Developing Self-discipline

One problem that many procrastinators share is that they don’t have self-discipline. Luckily, there are some ways you can develop it. First, work during your best times. Chart your energy levels over a day’s work. Divide your day into two hour segments and note whether your energy levels are high, moderate, or low. Repeat this across the week to give you a picture of your average working day.

Then schedule your most important work for your best hours, when you’re most energetic. Let’s work through an example. An IT consultant who’s prone to procrastination has decided to change her ways. She analyses her energy levels and finds that she works best between 11:00 a.m. and 1:00 p.m. So she schedules her most difficult tasks for that time.

The next way to develop discipline is to stop thinking and just get started. Planning is important, but eventually you have to get the work done, otherwise you’re just using the planning process to avoid the job. So that IT consultant is managing a network infrastructure changeover for a client. She’s made a plan, but instead of getting going, she asks some contacts for ideas and spends a week weighing the pros and cons of their opinions.

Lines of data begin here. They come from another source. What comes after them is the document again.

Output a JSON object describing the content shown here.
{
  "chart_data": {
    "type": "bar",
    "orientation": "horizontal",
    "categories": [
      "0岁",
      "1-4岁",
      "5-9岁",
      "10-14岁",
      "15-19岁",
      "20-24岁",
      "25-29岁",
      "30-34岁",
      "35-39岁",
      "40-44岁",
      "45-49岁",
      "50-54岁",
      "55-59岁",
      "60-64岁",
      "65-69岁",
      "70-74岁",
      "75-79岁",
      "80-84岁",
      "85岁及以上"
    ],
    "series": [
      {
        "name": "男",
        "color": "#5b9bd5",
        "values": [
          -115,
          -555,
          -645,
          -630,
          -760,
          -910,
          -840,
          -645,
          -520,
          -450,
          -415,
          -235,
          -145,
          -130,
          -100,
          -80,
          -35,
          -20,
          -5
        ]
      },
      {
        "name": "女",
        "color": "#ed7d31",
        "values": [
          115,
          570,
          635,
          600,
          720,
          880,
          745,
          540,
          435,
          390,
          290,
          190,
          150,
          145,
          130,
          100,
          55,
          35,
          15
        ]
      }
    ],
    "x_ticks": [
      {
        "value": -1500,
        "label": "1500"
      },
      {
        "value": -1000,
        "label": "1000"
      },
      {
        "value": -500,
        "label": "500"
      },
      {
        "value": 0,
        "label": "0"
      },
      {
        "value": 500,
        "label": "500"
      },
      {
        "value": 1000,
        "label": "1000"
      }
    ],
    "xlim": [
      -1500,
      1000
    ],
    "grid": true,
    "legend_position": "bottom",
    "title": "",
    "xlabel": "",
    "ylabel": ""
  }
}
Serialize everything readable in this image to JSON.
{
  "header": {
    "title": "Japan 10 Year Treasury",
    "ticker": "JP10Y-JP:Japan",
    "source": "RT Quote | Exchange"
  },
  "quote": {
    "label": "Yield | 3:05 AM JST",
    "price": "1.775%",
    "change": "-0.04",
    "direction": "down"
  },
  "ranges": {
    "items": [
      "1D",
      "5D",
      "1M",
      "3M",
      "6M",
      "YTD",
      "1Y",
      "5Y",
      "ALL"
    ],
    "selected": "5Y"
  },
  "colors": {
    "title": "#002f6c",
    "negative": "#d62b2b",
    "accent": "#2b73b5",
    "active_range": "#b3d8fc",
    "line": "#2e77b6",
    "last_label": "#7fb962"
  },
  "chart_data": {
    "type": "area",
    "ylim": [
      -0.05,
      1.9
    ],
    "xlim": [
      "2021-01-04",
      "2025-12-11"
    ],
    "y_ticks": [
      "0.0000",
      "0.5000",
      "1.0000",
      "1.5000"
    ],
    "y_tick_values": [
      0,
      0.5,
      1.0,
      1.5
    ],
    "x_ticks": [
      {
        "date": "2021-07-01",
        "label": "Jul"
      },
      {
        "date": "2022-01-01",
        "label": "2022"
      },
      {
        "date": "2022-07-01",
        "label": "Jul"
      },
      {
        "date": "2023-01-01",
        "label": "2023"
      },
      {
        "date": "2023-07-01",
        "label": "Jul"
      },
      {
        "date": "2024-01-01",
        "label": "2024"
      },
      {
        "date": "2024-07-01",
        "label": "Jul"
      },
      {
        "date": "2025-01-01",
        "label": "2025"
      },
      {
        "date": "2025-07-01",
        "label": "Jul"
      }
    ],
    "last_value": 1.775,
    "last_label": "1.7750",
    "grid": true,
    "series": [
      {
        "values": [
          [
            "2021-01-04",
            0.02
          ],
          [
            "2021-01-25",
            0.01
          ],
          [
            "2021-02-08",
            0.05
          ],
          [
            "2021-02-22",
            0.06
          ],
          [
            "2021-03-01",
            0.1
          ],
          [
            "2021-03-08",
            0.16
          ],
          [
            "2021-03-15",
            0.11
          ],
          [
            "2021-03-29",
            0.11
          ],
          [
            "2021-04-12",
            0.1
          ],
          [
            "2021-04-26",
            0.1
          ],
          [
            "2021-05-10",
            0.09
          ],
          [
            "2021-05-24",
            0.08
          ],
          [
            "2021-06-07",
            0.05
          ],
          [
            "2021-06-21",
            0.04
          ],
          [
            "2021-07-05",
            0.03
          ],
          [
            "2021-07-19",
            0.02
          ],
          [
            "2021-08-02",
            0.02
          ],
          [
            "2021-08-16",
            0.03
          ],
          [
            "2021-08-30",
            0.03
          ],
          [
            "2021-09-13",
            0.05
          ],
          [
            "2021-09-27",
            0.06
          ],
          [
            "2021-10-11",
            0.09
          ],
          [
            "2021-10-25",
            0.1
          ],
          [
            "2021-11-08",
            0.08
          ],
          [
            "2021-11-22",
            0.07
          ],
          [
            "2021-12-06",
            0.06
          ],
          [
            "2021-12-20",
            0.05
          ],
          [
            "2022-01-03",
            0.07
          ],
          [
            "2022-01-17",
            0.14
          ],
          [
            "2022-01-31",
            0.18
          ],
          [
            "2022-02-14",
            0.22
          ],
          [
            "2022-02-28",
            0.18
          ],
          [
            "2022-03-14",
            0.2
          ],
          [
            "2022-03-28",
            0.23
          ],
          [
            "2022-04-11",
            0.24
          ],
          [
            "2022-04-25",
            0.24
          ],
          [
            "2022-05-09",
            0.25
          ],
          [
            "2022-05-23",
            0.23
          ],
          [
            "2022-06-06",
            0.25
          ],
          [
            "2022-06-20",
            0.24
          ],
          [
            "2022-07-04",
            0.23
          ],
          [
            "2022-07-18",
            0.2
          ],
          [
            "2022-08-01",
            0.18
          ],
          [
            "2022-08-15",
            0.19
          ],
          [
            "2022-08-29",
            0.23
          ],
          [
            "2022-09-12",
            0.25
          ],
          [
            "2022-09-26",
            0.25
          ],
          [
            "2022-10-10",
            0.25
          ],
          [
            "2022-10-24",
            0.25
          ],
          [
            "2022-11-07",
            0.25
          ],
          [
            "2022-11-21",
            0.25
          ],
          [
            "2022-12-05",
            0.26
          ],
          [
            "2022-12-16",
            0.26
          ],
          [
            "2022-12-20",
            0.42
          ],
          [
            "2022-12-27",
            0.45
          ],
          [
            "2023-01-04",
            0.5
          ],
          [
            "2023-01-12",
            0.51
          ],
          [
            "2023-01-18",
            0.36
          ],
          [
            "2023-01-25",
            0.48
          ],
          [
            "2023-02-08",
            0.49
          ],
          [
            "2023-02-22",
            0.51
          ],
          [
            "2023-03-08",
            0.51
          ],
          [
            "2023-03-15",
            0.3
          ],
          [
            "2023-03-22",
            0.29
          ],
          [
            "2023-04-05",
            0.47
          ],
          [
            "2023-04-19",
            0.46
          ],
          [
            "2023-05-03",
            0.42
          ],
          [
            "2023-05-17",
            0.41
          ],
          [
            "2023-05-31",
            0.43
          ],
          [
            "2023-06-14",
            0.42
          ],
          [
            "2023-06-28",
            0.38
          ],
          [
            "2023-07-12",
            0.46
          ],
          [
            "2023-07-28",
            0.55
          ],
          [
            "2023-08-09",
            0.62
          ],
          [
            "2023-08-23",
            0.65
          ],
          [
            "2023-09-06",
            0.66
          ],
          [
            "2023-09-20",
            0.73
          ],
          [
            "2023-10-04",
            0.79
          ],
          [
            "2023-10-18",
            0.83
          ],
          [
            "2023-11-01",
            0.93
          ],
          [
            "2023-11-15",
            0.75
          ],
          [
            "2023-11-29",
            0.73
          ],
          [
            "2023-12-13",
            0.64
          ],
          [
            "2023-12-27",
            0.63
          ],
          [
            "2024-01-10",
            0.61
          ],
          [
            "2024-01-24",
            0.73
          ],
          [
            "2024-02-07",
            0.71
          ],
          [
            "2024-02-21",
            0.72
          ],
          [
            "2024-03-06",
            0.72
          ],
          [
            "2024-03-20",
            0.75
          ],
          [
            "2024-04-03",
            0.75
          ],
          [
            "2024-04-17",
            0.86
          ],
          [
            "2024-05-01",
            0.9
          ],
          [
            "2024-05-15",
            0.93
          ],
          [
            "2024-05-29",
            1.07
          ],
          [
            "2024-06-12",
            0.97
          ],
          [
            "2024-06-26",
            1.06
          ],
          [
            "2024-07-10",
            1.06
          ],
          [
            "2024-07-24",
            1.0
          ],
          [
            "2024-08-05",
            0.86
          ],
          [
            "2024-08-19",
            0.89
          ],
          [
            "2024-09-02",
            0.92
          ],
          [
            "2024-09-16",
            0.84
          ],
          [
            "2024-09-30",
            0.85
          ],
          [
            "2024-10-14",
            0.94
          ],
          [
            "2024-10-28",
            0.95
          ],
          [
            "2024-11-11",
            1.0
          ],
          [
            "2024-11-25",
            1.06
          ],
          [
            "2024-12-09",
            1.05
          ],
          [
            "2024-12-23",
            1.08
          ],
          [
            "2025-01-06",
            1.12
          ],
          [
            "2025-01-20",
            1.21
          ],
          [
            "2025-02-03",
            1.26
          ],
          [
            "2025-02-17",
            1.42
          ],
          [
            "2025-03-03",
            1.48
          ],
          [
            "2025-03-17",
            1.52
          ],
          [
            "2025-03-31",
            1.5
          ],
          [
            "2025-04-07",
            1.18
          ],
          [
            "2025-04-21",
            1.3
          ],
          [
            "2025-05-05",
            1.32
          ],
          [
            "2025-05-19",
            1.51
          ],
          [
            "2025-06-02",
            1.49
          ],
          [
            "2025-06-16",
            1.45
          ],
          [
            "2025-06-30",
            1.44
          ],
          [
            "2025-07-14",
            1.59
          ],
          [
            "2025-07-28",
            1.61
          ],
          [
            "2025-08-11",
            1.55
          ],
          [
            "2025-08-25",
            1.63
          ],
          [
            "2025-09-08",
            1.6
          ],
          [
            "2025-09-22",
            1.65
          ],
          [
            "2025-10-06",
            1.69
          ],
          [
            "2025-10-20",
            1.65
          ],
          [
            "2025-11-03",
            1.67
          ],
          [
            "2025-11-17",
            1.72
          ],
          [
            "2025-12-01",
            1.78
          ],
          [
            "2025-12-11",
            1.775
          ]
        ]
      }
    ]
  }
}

In the end, she sticks with her original plan, so that week was time wasted. That moves us onto the third way to be more self-disciplined. Make neatness a habit. Invest some time in neatness and you’ll soon save time by not having to search for things. Keep your desk and computer tidy. Create digital and paper filing systems and keep them up to date.

Our IT consultant friend has a tidy computer already, but her desk is a mess. She makes time one afternoon to get things cleaned up. And from then on, she can quickly lay her hands on everything she needs. The final strategy for self-discipline is to focus on finishing. Don’t get bogged down in perfectionism.

It’s good to want the work to be excellent, but you have to be able to let go of a task, too. Also, don’t get distracted by new tasks. Get your current work done before you start something else. It can help to reward yourself to keep motivated, so you could promise yourself a break after you’ve reached a target.

Our IT consultant’s making a plan for a company system upgrade. She works solidly, rewarding herself with a decaf mocha every time she finishes three sections. Another client calls for a consult, but she schedules a future call for when she’s finished, and she keeps going until the job is done instead of second guessing herself and adding bells and whistles.

If you want to get things done, when you feel like giving up, you need to act on what you think instead of what you feel. Build self-discipline and that’s what you’ll be able to do.